My house is a mess. Every time I try to clean it up, I just get paralyzed because it's overwhelming. About a third of the house has been gated off since the girls were born. That's where crap goes when we don't know where else to put it. The room of perpetual storage. I've been trying to slowly empty it out and clean it up, but I swear the crap is more fertile than I am and it's multiplying.
I tried to get rid of a ton of baby stuff (as referenced in my loading up the van blog post last week) but the consignment store only allows you to have 25 items on consignment at any given time. So K left the big stuff with them and my van still has bags of clothes and other odds and ends packed in it. The last thing I want to do is bring it all back into the house so now I'm driving around in a portable storage bin.
The room of perpetual storage is overwhelmed by the huge boxes that our car seats came in, a cat tree that needs to be gone but is really heavy and difficult for me to move, and just other random crap. Every day I think that I need to get those car seats installed so I can get rid of the boxes, but they are the brand that's on the big recall list and I haven't gotten around to checking to see if these particular seats were recalled. I don't know how to check the manufacture date on them which is what will determine if they are recalled or not and every day, it's just not my top priority. They've been sitting there for a month now just waiting to be a priority.

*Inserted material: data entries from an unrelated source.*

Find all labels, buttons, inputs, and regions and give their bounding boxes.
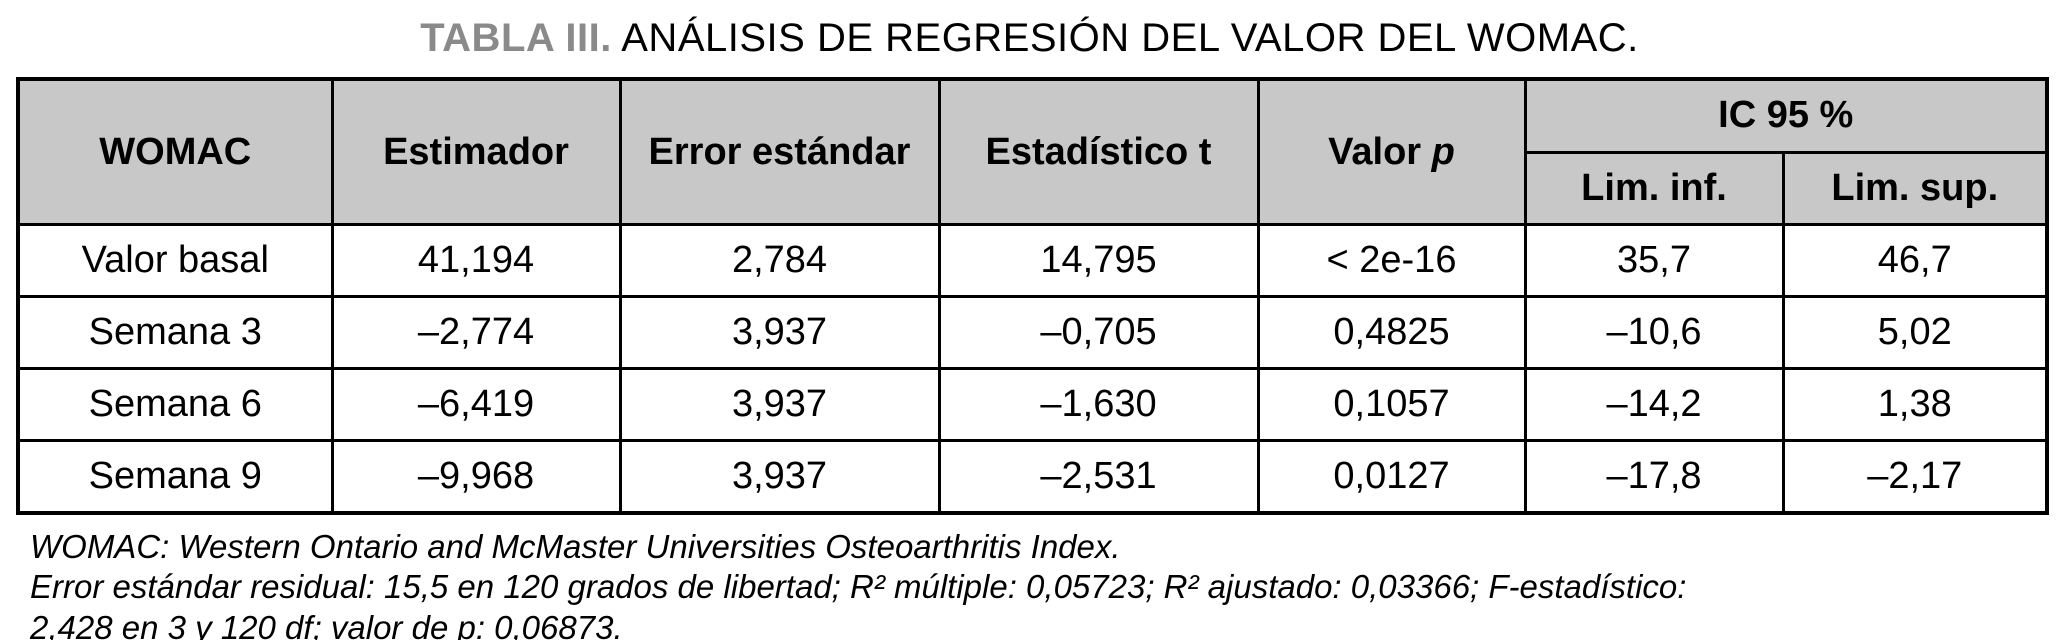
estimador-cell: –2,774 xyxy=(330,295,622,370)
t-cell: –2,531 xyxy=(937,439,1260,515)
table-title-text: ANÁLISIS DE REGRESIÓN DEL VALOR DEL WOMA… xyxy=(621,16,1639,60)
header-valor-p-label: Valor xyxy=(1328,130,1422,173)
header-estimador: Estimador xyxy=(330,77,622,226)
header-estadistico-t: Estadístico t xyxy=(937,77,1260,226)
table-footnotes: WOMAC: Western Ontario and McMaster Univ… xyxy=(30,527,2059,640)
t-cell: –0,705 xyxy=(937,295,1260,370)
p-cell: 0,0127 xyxy=(1256,439,1527,515)
table-row: Valor basal 41,194 2,784 14,795 < 2e-16 … xyxy=(16,223,2049,298)
row-label-cell: Semana 3 xyxy=(16,295,334,370)
estimador-cell: –6,419 xyxy=(330,367,622,442)
footnote-line: Error estándar residual: 15,5 en 120 gra… xyxy=(30,568,1687,606)
header-lim-inf: Lim. inf. xyxy=(1523,150,1785,226)
p-cell: < 2e-16 xyxy=(1256,223,1527,298)
header-womac: WOMAC xyxy=(16,77,334,226)
table-row: Semana 6 –6,419 3,937 –1,630 0,1057 –14,… xyxy=(16,367,2049,442)
row-label-cell: Semana 6 xyxy=(16,367,334,442)
table-header: WOMAC Estimador Error estándar Estadísti… xyxy=(16,77,2049,226)
error-cell: 3,937 xyxy=(618,439,941,515)
error-cell: 2,784 xyxy=(618,223,941,298)
header-error-estandar: Error estándar xyxy=(618,77,941,226)
row-label-cell: Semana 9 xyxy=(16,439,334,515)
lim-inf-cell: –17,8 xyxy=(1523,439,1785,515)
header-valor-p-symbol: p xyxy=(1431,130,1455,173)
header-ic-95: IC 95 % xyxy=(1523,77,2049,154)
footnote-line: 2,428 en 3 y 120 df; valor de p: 0,06873… xyxy=(30,608,623,640)
paper-table-figure: TABLA III. ANÁLISIS DE REGRESIÓN DEL VAL… xyxy=(0,16,2059,640)
table-title: TABLA III. ANÁLISIS DE REGRESIÓN DEL VAL… xyxy=(0,16,2059,61)
p-cell: 0,1057 xyxy=(1256,367,1527,442)
header-valor-p: Valor p xyxy=(1256,77,1527,226)
lim-inf-cell: –10,6 xyxy=(1523,295,1785,370)
p-cell: 0,4825 xyxy=(1256,295,1527,370)
row-label-cell: Valor basal xyxy=(16,223,334,298)
estimador-cell: –9,968 xyxy=(330,439,622,515)
estimador-cell: 41,194 xyxy=(330,223,622,298)
footnote-line: WOMAC: Western Ontario and McMaster Univ… xyxy=(30,528,1121,565)
table-row: Semana 3 –2,774 3,937 –0,705 0,4825 –10,… xyxy=(16,295,2049,370)
lim-sup-cell: 46,7 xyxy=(1781,223,2049,298)
t-cell: –1,630 xyxy=(937,367,1260,442)
lim-sup-cell: 5,02 xyxy=(1781,295,2049,370)
header-row-sub: Lim. inf. Lim. sup. xyxy=(18,150,2049,226)
table-title-number: TABLA III. xyxy=(420,16,612,60)
lim-sup-cell: –2,17 xyxy=(1781,439,2049,515)
lim-inf-cell: 35,7 xyxy=(1523,223,1785,298)
header-lim-sup: Lim. sup. xyxy=(1781,150,2049,226)
t-cell: 14,795 xyxy=(937,223,1260,298)
error-cell: 3,937 xyxy=(618,295,941,370)
header-row-top: WOMAC Estimador Error estándar Estadísti… xyxy=(16,77,2049,226)
regression-table: WOMAC Estimador Error estándar Estadísti… xyxy=(16,77,2050,515)
table-body: Valor basal 41,194 2,784 14,795 < 2e-16 … xyxy=(16,223,2049,515)
table-row: Semana 9 –9,968 3,937 –2,531 0,0127 –17,… xyxy=(16,439,2049,515)
lim-sup-cell: 1,38 xyxy=(1781,367,2049,442)
error-cell: 3,937 xyxy=(618,367,941,442)
lim-inf-cell: –14,2 xyxy=(1523,367,1785,442)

The dinner table is covered in mugs from my shop (go buy some people, I want them out of the house!) that need to be packed up and stored, but I don't know where to store them, so they just sit there adding to the clutter. I finally got some Christmas ornaments done but I need to do the photography so I can put them for sale in my shop, but the table is covered in other stuff that I need to find a place for, but I don't know where it goes....and round and round I go.
My bedroom floor is still torn apart with bits of carpet here and tarp there and nothing getting accomplished. K says we'll tackle it on his day off on Monday, but we never found a day to tackle it during his vacation so my hopes are not high.
I've been trying. Really I have. I've made it a rule that I have to throw away one thing every day. I figured that as time goes by, that will reduce the size of the mountain and make it a little more climbable. Some garbage is gone, but now I'm hitting the point where I'm looking at things I actually have to make decisions about. Like the bottles. The girls haven't had a bottle in about a week now, but I'm still not ready to throw them away. So what do I do with them? Well apparently what I do is toss them into the room of perpetual storage and let them mock me every time I walk by.
I kind of want to tip the entire house into a giant garbage bin and then just pull out the few things I actually want to keep. It's days like today that I wish I liked wine.